When there’s a power problem in a helicopter, wind pushing up through the blades will provide a certain level of control, assuming the pilot does everything correctly. What makes flying an emergency descent so challenging in a helicopter is that certain steps must be done quickly in order to keep the blades spinning. If the pilot does this, the rotors will turn fast enough that the pilot can perform a shallow glide, or be in control going straight down, sideways, or backwards. A tradeoff to the stable gliding airplane is that a helicopter can be wedged into a very small landing area. Steps 1 through 3 should be done in quick succession.
Understanding energy trades
If you think back to high school physics, you’ll remember the difference between potential and kinetic energy, and how adding them results in total energy. In an autorotation, total energy is divided into three buckets of airspeed, rotor energy, and altitude. As the potential energy in one bucket fills, the kinetic energy from another must drain. Pilots can use this to their advantage by trading rotor speed for altitude or airspeed, and so on. A properly executed autorotation ensures the buckets don’t fully empty until on the ground.
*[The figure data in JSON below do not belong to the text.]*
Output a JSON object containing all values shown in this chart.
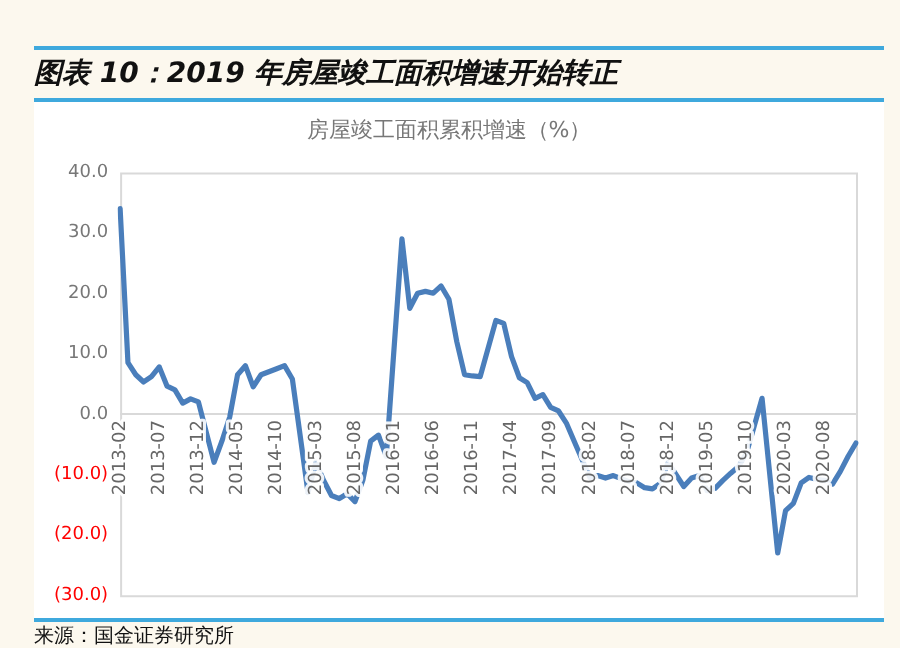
{
  "chart_data": {
    "type": "line",
    "title": "图表 10：2019 年房屋竣工面积增速开始转正",
    "subtitle": "房屋竣工面积累积增速（%）",
    "annotations": [
      "来源：国金证券研究所"
    ],
    "categories": [
      "2013-02",
      null,
      null,
      null,
      null,
      "2013-07",
      null,
      null,
      null,
      null,
      "2013-12",
      null,
      null,
      null,
      null,
      "2014-05",
      null,
      null,
      null,
      null,
      "2014-10",
      null,
      null,
      null,
      null,
      "2015-03",
      null,
      null,
      null,
      null,
      "2015-08",
      null,
      null,
      null,
      null,
      "2016-01",
      null,
      null,
      null,
      null,
      "2016-06",
      null,
      null,
      null,
      null,
      "2016-11",
      null,
      null,
      null,
      null,
      "2017-04",
      null,
      null,
      null,
      null,
      "2017-09",
      null,
      null,
      null,
      null,
      "2018-02",
      null,
      null,
      null,
      null,
      "2018-07",
      null,
      null,
      null,
      null,
      "2018-12",
      null,
      null,
      null,
      null,
      "2019-05",
      null,
      null,
      null,
      null,
      "2019-10",
      null,
      null,
      null,
      null,
      "2020-03",
      null,
      null,
      null,
      null,
      "2020-08",
      null,
      null,
      null,
      null
    ],
    "values": [
      34,
      8.5,
      6.5,
      5.3,
      6.2,
      7.8,
      4.6,
      4,
      1.8,
      2.5,
      2,
      null,
      -8,
      -4.5,
      -0.5,
      6.5,
      8,
      4.5,
      6.5,
      7,
      7.5,
      8,
      5.8,
      null,
      -13,
      -8,
      -11,
      -13.5,
      -14,
      -13.2,
      -14.5,
      -11,
      -4.5,
      -3.5,
      -7,
      null,
      29,
      17.5,
      20,
      20.3,
      20,
      21.2,
      19,
      12,
      6.5,
      6.3,
      6.2,
      null,
      15.5,
      15,
      9.5,
      6,
      5.2,
      2.6,
      3.2,
      1.1,
      0.5,
      -1.5,
      -4.5,
      null,
      -10.5,
      -10.2,
      -10.6,
      -10.2,
      -10.7,
      -11.2,
      -11.4,
      -12.2,
      -12.4,
      -11.5,
      -8,
      null,
      -12,
      -10.6,
      -10.2,
      -12.7,
      -12.3,
      -11,
      -9.8,
      -8.7,
      -6.5,
      -2,
      2.6,
      null,
      -23,
      -16,
      -14.8,
      -11.4,
      -10.5,
      -10.8,
      -11,
      -11.6,
      -9.5,
      -7,
      -4.8
    ],
    "color": "#4a7ebb",
    "ylim": [
      -30,
      40
    ],
    "yticks": [
      {
        "value": 40,
        "label": "40.0"
      },
      {
        "value": 30,
        "label": "30.0"
      },
      {
        "value": 20,
        "label": "20.0"
      },
      {
        "value": 10,
        "label": "10.0"
      },
      {
        "value": 0,
        "label": "0.0"
      },
      {
        "value": -10,
        "label": "(10.0)"
      },
      {
        "value": -20,
        "label": "(20.0)"
      },
      {
        "value": -30,
        "label": "(30.0)"
      }
    ],
    "grid": false,
    "legend": false,
    "marker": "none",
    "line_style": "solid"
  }
}
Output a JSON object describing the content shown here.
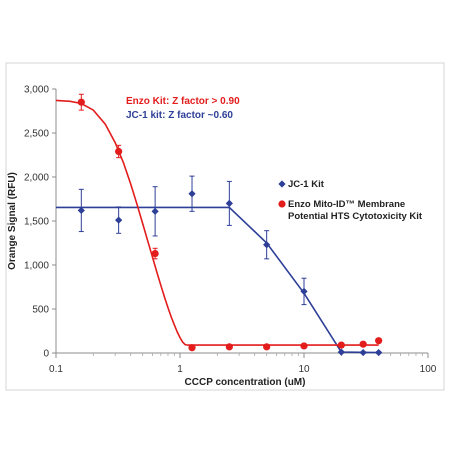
{
  "chart_data": {
    "type": "scatter",
    "xlabel": "CCCP concentration (uM)",
    "ylabel": "Orange Signal (RFU)",
    "xscale": "log",
    "xlim": [
      0.1,
      100
    ],
    "ylim": [
      0,
      3000
    ],
    "x_ticks": [
      0.1,
      1,
      10,
      100
    ],
    "x_tick_labels": [
      "0.1",
      "1",
      "10",
      "100"
    ],
    "y_ticks": [
      0,
      500,
      1000,
      1500,
      2000,
      2500,
      3000
    ],
    "y_tick_labels": [
      "0",
      "500",
      "1,000",
      "1,500",
      "2,000",
      "2,500",
      "3,000"
    ],
    "grid": false,
    "legend_position": "right",
    "annotations": [
      {
        "text": "Enzo Kit: Z factor > 0.90",
        "color": "#e31c1c"
      },
      {
        "text": "JC-1 kit:  Z factor  ~0.60",
        "color": "#2e3f98"
      }
    ],
    "series": [
      {
        "name": "JC-1  Kit",
        "color": "#2e3f98",
        "marker": "diamond",
        "x": [
          0.16,
          0.32,
          0.63,
          1.25,
          2.5,
          5,
          10,
          20,
          30,
          40
        ],
        "y": [
          1620,
          1510,
          1610,
          1810,
          1700,
          1230,
          700,
          10,
          5,
          5
        ],
        "err": [
          240,
          150,
          280,
          200,
          250,
          160,
          150,
          10,
          10,
          10
        ],
        "fit_x": [
          0.1,
          2.5,
          5,
          10,
          20,
          40
        ],
        "fit_y": [
          1655,
          1655,
          1250,
          680,
          10,
          5
        ]
      },
      {
        "name": "Enzo Mito-ID™ Membrane Potential HTS Cytotoxicity Kit",
        "legend_lines": [
          "Enzo Mito-ID™ Membrane",
          "Potential HTS Cytotoxicity Kit"
        ],
        "color": "#e31c1c",
        "marker": "circle",
        "x": [
          0.16,
          0.32,
          0.63,
          1.25,
          2.5,
          5,
          10,
          20,
          30,
          40
        ],
        "y": [
          2850,
          2290,
          1130,
          60,
          70,
          70,
          80,
          90,
          100,
          140
        ],
        "err": [
          90,
          70,
          60,
          0,
          0,
          0,
          0,
          0,
          0,
          0
        ],
        "fit_x": [
          0.1,
          0.13,
          0.16,
          0.2,
          0.25,
          0.3,
          0.35,
          0.4,
          0.45,
          0.5,
          0.55,
          0.6,
          0.65,
          0.7,
          0.75,
          0.8,
          0.85,
          0.9,
          0.95,
          1.0,
          1.05,
          1.1,
          1.15,
          1.2,
          2,
          5,
          10,
          20,
          40
        ],
        "fit_y": [
          2870,
          2860,
          2835,
          2760,
          2600,
          2390,
          2160,
          1920,
          1690,
          1470,
          1270,
          1090,
          920,
          770,
          635,
          515,
          410,
          320,
          240,
          175,
          125,
          95,
          90,
          90,
          90,
          90,
          90,
          90,
          90
        ]
      }
    ]
  }
}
Turning the rotor without power
In a piston airplane the propeller is directly attached to the engine’s drive shaft. When the engine is turning, so too is the propeller. Helicopters take the engine power through a transmission that turns the main rotor and tail rotor at different rates. But if the engine quits the rotors still need to spin. To fix that problem, helicopters use a sprag clutch that automatically disengages the engine from the drive system any time rotor rpm drops below engine rpm. During an autorotation the rotor is spinning freely.